Ce 15 avril 2022, Art Rupe nous a donc quittés, il est vrai à l’âge plus que vénérable de cent quatre ans ! Il naît Arthur Newton Goldberg le 5 septembre 1917 à Greensburg en banlieue de Pittsburgh, Pennsylvanie, et découvre le gospel dans une église afro-américaine de son quartier. En 1939, il s’installe à Los Angeles et entre à la fameuse université de Californie, où il compte tracer son chemin dans l’industrie du cinéma. Mais la Seconde Guerre mondiale le rattrape, et il se retrouve sur un chantier naval à l’entretien des Liberty ships, ces cargos affectés au transport de troupes et de matériel…
Le jeune entrepreneur, qui semble également changer de nom à ce moment-là, Goldberg devenant Rupe, décide de se tourner vers la musique. Il achète pour deux cents dollars de disques de musiques afro-américaines, qu’il étudie attentivement pour déterminer les styles susceptibles d’être les plus vendeurs. Après un premier essai au sein de la petite marque Atlas, qui sera quand même la première à enregistrer les Johnny Moore’s Three Blazers, il s’associe avec Ben Siegert pour fonder Juke Box en 1944. Malgré la présence d’artistes comme Roosevelt Sykes et Roy Milton, ainsi que des ventes encourageantes, Rupe préfère poursuivre l’aventure seul et lance l’année suivante (ou en 1946, les sources varient) un nouveau label, Specialty.
Au catalogue, apparaissent rapidement des formations de gospel et de R&B (The Southern Harmonizers et Joe Lutcher), deux genres très présents dans les premières années de Specialty. En outre, concernant le gospel, il ne s’agit pas des premiers venus car on relève les noms des Pilgrim Travelers, de Brother Joe May, des Soul Stirrers (le sublime Jesus gave me water sera en 1951 leur premier hit avec Sam Cooke au chant lead) et des Swan Silverstones. Et c’est comparable côté R&B avec encore Roy Milton, Camille Howard, Jimmy Liggins, Wynona Carr, Don et Dewey (que nous évoquons dans le numéro 246 de Soul Bag actuellement en vente), etc. Les bluesmen sont moins nombreux, mais on note quand même des artistes renommés dont Smokey Hogg, Big Maceo, Percy Mayfield (Please send me someone to love en 1950), Floyd Dixon, Guitar Slim (The things that I used to do en 1953)… En 1957, Sam Cooke retrouve Rupe, qui est donc à l’origine de sa « deuxième » carrière dans la musique séculière et bien sûr la soul.

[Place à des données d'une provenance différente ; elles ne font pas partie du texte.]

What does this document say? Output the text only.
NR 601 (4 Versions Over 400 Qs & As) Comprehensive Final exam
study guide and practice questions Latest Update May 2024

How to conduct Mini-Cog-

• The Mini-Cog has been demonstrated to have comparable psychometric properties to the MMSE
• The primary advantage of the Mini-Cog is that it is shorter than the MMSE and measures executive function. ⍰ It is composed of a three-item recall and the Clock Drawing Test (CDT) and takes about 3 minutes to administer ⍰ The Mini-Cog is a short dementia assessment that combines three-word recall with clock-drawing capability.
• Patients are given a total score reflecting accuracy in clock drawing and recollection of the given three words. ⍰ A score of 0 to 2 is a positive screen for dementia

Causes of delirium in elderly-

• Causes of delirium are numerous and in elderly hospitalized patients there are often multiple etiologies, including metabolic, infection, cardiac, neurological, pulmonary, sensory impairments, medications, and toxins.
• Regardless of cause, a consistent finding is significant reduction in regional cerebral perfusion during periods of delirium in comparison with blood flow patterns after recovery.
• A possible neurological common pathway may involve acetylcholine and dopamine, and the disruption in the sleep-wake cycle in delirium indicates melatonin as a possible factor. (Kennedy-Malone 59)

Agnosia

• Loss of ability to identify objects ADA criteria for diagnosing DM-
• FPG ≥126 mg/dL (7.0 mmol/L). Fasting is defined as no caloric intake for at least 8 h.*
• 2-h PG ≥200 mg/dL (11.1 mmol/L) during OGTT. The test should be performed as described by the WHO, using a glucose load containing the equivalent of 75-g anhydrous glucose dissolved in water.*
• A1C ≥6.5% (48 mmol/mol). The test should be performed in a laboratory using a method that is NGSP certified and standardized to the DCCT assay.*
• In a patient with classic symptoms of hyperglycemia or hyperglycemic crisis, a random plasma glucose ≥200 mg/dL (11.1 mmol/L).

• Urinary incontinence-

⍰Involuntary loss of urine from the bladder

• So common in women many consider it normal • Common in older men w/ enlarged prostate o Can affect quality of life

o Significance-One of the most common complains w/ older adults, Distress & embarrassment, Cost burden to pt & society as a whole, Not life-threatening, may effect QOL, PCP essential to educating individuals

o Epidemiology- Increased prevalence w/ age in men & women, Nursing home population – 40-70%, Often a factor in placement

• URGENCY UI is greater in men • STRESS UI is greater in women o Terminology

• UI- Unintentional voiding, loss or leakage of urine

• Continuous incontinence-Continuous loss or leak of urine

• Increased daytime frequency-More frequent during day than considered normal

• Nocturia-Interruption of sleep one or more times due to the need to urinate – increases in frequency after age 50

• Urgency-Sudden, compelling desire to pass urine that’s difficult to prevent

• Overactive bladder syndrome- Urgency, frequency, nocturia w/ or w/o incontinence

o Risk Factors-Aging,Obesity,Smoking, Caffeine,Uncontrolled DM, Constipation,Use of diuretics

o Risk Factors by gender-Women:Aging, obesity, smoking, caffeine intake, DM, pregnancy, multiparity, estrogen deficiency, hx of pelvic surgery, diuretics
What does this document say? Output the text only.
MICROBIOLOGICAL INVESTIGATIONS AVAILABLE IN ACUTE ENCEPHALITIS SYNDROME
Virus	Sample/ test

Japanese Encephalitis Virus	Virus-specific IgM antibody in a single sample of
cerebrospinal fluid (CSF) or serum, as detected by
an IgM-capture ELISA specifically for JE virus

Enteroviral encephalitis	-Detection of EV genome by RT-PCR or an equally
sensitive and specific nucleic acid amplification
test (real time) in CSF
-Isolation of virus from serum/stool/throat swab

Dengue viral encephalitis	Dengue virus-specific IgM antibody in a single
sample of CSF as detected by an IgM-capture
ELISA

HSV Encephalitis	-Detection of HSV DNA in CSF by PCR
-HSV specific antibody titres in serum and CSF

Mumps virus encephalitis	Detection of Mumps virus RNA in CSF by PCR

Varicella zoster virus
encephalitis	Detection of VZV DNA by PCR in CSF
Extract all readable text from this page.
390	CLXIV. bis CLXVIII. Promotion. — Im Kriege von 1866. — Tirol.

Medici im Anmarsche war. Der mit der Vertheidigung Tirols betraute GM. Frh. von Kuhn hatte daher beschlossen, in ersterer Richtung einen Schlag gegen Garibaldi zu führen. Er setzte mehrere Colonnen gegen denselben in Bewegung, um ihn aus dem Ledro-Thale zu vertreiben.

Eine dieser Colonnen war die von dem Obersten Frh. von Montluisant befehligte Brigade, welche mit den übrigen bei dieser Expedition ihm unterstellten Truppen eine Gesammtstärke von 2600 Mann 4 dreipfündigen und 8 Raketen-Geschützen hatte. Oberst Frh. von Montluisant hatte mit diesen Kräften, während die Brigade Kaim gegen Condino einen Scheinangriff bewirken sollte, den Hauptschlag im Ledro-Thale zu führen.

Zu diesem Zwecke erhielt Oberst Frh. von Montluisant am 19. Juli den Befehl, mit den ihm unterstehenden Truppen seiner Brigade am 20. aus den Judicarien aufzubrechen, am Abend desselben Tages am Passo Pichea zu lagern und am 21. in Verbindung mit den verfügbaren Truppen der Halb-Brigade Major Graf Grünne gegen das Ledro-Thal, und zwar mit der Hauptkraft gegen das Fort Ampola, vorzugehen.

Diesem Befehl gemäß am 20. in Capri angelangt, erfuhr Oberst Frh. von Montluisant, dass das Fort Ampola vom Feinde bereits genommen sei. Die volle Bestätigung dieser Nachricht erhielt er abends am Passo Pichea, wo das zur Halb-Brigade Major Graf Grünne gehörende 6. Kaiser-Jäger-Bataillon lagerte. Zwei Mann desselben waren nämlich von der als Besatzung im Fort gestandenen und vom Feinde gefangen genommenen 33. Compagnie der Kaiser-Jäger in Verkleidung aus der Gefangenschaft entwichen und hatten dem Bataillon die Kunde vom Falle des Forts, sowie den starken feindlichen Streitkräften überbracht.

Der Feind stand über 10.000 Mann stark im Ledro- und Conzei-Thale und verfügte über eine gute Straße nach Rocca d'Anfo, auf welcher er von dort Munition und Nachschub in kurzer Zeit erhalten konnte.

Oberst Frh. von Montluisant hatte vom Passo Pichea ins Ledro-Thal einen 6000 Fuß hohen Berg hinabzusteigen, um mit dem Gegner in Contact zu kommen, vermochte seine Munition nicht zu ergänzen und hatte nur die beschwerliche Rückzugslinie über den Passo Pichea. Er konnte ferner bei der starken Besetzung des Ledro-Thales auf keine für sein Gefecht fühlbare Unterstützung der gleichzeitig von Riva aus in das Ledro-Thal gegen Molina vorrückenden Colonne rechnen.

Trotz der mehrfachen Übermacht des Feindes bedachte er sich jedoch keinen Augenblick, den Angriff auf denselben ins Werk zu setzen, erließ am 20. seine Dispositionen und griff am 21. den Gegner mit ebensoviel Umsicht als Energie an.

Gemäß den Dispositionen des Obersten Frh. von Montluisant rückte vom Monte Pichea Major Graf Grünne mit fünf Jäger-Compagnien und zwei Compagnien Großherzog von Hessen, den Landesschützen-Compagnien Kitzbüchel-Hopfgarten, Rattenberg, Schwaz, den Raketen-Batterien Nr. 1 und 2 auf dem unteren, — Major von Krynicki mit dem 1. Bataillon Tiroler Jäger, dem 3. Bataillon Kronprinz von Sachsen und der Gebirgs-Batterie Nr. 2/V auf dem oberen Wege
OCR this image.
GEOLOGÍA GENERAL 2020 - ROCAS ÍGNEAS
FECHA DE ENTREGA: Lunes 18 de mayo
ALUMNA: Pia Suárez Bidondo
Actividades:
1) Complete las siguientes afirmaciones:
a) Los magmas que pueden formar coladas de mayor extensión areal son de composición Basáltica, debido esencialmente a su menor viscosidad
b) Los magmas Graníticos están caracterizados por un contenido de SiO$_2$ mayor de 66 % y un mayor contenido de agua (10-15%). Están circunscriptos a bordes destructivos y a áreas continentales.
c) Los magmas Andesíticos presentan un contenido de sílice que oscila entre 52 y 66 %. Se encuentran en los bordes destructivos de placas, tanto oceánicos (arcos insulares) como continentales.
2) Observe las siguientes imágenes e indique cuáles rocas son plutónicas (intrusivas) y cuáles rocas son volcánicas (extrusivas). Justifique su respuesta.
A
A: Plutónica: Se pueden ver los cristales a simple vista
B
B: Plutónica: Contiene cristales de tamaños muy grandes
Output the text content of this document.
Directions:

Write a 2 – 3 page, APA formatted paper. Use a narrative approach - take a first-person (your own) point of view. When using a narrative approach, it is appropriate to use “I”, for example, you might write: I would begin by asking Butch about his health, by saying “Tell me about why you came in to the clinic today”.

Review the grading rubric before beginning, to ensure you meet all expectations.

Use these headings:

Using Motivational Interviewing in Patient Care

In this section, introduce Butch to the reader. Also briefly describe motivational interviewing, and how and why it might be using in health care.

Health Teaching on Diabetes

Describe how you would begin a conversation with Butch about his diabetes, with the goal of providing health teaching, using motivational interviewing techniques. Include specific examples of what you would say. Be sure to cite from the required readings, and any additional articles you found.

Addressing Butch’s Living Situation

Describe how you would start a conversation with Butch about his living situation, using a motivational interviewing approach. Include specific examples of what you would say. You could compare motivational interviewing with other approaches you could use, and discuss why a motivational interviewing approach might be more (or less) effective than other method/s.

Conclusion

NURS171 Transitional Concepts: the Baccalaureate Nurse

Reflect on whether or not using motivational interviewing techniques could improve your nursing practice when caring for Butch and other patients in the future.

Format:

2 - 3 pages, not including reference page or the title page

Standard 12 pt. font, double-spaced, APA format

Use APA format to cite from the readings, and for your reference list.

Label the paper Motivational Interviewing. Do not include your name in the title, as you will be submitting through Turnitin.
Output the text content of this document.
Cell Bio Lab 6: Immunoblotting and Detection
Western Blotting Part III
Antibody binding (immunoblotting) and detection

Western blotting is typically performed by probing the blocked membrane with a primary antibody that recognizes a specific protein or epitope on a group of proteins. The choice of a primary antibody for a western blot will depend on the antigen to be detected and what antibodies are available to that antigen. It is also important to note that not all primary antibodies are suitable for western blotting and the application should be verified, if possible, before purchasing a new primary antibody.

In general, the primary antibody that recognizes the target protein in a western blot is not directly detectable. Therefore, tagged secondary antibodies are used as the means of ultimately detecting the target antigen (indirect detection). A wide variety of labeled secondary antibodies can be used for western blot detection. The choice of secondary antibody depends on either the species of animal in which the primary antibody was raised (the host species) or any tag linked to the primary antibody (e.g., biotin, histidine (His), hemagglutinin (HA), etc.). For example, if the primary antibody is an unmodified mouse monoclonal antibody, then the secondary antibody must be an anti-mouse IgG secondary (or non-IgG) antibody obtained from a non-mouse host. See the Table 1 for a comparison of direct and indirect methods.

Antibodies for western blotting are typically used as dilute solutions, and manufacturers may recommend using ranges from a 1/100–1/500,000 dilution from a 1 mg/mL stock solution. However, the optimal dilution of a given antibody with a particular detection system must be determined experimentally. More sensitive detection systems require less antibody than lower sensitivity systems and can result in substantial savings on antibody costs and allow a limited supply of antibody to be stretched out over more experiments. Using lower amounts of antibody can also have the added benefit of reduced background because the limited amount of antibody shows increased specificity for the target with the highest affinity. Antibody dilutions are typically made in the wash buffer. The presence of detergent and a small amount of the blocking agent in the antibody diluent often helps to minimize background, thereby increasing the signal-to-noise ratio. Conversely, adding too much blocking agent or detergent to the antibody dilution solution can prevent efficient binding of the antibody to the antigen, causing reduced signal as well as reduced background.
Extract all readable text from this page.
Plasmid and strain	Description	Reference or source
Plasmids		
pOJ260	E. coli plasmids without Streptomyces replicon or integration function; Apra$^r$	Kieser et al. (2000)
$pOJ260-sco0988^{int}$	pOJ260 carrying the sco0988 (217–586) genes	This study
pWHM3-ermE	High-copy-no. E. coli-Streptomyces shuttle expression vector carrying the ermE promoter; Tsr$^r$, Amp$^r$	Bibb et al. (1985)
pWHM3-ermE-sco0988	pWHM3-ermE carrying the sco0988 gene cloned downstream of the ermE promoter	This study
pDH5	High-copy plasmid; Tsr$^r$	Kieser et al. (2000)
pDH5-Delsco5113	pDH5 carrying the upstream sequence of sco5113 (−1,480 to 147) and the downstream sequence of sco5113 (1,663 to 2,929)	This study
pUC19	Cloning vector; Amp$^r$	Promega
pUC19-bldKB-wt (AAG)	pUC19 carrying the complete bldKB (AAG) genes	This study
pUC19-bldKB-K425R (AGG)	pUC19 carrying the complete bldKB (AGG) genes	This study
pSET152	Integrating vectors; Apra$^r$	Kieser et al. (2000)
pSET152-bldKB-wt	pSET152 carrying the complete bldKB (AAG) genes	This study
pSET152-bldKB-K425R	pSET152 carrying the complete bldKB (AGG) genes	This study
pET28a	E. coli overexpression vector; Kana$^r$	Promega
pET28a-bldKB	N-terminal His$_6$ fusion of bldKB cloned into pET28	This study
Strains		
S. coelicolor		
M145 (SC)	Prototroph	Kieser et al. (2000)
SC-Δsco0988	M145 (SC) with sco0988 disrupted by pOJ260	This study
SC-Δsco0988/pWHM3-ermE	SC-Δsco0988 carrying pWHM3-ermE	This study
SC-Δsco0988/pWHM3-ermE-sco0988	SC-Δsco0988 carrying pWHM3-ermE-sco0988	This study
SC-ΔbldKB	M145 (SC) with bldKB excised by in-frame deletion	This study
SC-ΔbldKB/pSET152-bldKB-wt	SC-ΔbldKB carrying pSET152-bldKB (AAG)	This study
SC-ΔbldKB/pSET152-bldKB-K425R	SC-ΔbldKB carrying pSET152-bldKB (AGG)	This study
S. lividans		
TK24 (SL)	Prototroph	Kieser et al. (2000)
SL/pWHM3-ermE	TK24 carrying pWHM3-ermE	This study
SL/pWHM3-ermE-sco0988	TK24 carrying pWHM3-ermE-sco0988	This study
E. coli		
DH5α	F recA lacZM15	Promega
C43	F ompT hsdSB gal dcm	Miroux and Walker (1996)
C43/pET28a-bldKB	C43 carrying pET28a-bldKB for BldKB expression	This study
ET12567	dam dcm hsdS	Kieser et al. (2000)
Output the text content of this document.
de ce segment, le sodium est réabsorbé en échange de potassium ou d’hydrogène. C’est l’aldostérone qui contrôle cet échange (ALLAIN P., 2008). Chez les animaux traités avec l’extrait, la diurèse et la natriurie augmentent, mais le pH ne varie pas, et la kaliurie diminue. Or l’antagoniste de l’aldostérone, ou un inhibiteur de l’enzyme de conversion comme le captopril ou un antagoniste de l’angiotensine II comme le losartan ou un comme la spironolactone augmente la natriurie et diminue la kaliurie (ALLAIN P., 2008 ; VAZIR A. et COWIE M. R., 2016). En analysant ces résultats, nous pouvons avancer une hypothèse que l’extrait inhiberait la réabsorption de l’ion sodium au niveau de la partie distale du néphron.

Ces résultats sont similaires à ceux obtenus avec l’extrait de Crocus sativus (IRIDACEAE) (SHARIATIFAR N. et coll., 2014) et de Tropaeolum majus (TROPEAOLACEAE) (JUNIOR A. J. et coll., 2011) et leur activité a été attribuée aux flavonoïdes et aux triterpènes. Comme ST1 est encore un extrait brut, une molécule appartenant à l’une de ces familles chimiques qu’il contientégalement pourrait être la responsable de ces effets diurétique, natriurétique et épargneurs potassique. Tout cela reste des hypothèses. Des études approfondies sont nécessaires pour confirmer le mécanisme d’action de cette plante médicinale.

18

Le propriétaire de Specialty jouera également un rôle essentiel dans l’émergence du rock ‘n’ roll en découvrant tout d’abord Lloyd Price (Lawdy Miss Clawdy en 1952 avec Fats Domino au piano !). Ce sera ensuite Little Richard avec des standards comme Tutti frutti (1955), Long tall Sally (1956), Lucille et Keep a knockin’ (1957), Good Golly Miss Molly (1958, même si Big Maybelle l’avait déjà gravée trois ans plus tôt)… Ceci dit, même si on a connu pire dans le domaine, il convient de se souvenir que Rupe versait des royalties à un taux très bas. Richard dut ainsi céder les droits de Tutti frutti pour cinquante dollars, chaque disque lui rapportant ensuite un demi-cent. En 1959, il entama une action en justice et récupéra 11 000 dollars. À partir des années 1960, Rupe s’éloigne du monde de la musique et se consacre davantage à des investissements dans le pétrole. Il attend 1990 pour vendre Specialty à Fantasy, ces deux marques appartenant aujourd’hui au groupe Concord, ce qui permet que le catalogue soit réédité. Quant à Art Rupe, il aura joué un rôle notable dans le domaine des musiques afro-américaines dans les années 1950, à une époque où elles étaient en pleine évolution.